En tant que PME/ETI, on a quand même une petite marge de manœuvre. Si le marché va mal, on peut espérer grandir en gagnant des parts de marché. Etre une petite structure dans un marché en régression est plus avantageux que d’en être un acteur majeur. L’enjeu est donc d’être performant au niveau commercial…

Notre politique d’innovation est aussi un réel avantage et elle porte ses fruits aujourd’hui. Un nouveau produit était prévu à la distribution chez nos clients fin mars et nous venons de le mettre sur le marché, en avril 2020. Il s’agissait à l’origine d’un complément de gamme, mais, dans ce contexte, cela  nous permet de retrouver une dynamique et d’être « agressif » sur le marché. Nos commerciaux pourront aller voir les clients avec du positif. En termes d’image et de moral, c’est très important.

Justement, quels ont été et quels sont les impacts de cette crise sur les équipes ? Quelles mesures avez-vous adoptées ? Est-ce que vous en retirez du positif ?
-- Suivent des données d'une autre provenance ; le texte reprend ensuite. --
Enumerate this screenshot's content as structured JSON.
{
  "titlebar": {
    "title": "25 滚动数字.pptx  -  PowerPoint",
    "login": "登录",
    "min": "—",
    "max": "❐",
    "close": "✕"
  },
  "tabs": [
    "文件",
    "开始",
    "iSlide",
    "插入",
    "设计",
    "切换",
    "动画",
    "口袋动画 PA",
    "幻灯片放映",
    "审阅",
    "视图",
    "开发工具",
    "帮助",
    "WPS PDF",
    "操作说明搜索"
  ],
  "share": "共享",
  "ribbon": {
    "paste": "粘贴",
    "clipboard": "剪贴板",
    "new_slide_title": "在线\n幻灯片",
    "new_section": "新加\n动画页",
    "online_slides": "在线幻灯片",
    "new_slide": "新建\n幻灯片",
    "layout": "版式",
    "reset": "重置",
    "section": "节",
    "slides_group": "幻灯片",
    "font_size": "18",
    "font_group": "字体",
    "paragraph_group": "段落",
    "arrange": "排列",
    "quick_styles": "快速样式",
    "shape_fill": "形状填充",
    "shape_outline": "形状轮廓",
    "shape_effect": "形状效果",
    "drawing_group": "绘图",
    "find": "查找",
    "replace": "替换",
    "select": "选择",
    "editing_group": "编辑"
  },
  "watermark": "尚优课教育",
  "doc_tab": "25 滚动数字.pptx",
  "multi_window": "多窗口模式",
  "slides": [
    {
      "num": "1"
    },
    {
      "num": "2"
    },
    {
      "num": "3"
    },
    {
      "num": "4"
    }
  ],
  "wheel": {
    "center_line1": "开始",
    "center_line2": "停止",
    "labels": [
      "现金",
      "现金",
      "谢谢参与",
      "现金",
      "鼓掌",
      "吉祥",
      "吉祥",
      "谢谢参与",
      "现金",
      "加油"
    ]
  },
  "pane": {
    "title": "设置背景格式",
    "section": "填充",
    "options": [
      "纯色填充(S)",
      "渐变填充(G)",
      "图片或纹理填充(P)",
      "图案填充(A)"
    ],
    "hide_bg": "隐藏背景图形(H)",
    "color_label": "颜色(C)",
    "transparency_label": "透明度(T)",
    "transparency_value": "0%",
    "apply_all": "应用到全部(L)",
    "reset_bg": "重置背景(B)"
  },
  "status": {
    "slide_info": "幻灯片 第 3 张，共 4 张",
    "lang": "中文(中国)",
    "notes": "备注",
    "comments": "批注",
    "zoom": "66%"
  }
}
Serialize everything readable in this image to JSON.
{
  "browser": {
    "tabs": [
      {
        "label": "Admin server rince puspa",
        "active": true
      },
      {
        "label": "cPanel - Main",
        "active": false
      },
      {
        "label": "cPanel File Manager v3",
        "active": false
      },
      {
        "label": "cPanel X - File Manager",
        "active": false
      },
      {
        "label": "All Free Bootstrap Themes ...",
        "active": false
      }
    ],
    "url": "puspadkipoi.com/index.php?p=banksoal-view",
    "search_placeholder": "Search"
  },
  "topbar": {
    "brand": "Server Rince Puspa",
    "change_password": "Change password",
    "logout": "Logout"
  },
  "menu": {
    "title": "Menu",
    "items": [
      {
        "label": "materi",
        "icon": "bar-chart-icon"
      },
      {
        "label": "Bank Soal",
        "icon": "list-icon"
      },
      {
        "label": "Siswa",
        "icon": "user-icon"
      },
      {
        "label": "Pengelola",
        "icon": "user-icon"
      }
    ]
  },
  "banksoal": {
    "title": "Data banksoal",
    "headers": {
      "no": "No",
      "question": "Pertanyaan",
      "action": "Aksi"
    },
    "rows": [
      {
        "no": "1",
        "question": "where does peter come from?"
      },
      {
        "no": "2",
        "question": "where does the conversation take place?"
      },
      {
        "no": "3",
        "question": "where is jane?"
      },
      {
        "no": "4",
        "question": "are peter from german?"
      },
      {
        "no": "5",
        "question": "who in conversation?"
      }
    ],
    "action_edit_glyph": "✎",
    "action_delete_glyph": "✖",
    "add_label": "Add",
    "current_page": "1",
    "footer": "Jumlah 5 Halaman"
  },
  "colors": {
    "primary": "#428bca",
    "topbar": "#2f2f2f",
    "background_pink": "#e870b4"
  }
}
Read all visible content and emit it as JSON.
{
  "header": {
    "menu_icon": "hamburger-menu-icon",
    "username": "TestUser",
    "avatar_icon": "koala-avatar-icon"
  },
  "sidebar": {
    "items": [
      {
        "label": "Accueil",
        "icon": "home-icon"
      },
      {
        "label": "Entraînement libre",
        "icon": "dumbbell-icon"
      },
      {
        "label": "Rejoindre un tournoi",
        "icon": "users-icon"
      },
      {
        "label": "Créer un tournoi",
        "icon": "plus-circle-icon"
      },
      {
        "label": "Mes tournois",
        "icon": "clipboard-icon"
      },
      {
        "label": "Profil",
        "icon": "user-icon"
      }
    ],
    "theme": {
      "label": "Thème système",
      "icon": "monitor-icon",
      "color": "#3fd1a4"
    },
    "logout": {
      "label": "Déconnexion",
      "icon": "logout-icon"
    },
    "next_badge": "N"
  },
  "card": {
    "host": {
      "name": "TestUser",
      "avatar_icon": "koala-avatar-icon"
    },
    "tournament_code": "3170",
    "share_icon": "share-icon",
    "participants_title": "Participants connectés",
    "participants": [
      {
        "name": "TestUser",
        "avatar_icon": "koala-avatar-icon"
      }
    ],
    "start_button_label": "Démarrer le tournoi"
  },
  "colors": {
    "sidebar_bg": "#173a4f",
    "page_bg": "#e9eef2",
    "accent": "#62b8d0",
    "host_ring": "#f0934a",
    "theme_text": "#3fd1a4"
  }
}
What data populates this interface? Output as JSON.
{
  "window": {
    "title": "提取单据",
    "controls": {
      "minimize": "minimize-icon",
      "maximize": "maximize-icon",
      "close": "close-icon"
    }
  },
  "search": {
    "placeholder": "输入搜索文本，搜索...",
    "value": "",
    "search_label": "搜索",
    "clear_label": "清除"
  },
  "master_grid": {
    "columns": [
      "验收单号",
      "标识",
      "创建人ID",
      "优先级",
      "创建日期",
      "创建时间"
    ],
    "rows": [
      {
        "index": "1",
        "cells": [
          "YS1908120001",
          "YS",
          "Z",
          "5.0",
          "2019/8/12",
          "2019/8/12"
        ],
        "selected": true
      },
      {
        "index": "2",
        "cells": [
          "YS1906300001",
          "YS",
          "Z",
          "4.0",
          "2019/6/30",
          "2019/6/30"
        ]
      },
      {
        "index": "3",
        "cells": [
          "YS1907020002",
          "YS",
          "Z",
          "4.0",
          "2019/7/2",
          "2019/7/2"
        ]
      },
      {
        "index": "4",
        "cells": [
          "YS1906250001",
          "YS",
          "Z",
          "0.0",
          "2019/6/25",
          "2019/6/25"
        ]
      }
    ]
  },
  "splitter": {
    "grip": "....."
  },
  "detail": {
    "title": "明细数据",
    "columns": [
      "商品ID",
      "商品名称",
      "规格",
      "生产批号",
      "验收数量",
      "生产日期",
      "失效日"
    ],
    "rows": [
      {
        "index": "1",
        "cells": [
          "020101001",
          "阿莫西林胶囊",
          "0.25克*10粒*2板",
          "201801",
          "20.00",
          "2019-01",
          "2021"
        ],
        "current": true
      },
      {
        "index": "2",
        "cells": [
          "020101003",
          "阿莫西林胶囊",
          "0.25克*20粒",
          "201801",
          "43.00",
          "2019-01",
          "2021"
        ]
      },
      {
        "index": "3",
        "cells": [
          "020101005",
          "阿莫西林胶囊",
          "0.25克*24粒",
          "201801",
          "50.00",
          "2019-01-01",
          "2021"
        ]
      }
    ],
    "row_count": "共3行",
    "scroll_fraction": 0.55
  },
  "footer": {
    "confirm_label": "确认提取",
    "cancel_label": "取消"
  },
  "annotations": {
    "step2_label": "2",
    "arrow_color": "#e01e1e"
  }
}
Etienne GUICHARD : La maison mère italienne nous avait prévenus 15 jours avant, on a donc eu une petite latitude pour organiser le télétravail et tous les collaborateurs étaient équipés. Nous conservons ce fonctionnement jusqu’à fin mai, puis il nous faudra préciser l’organisation pour juin, selon la situation de chacun. Les locaux sont grands, donc concernant un retour au bureau et le respect de la distanciation, il n’y a aucun souci.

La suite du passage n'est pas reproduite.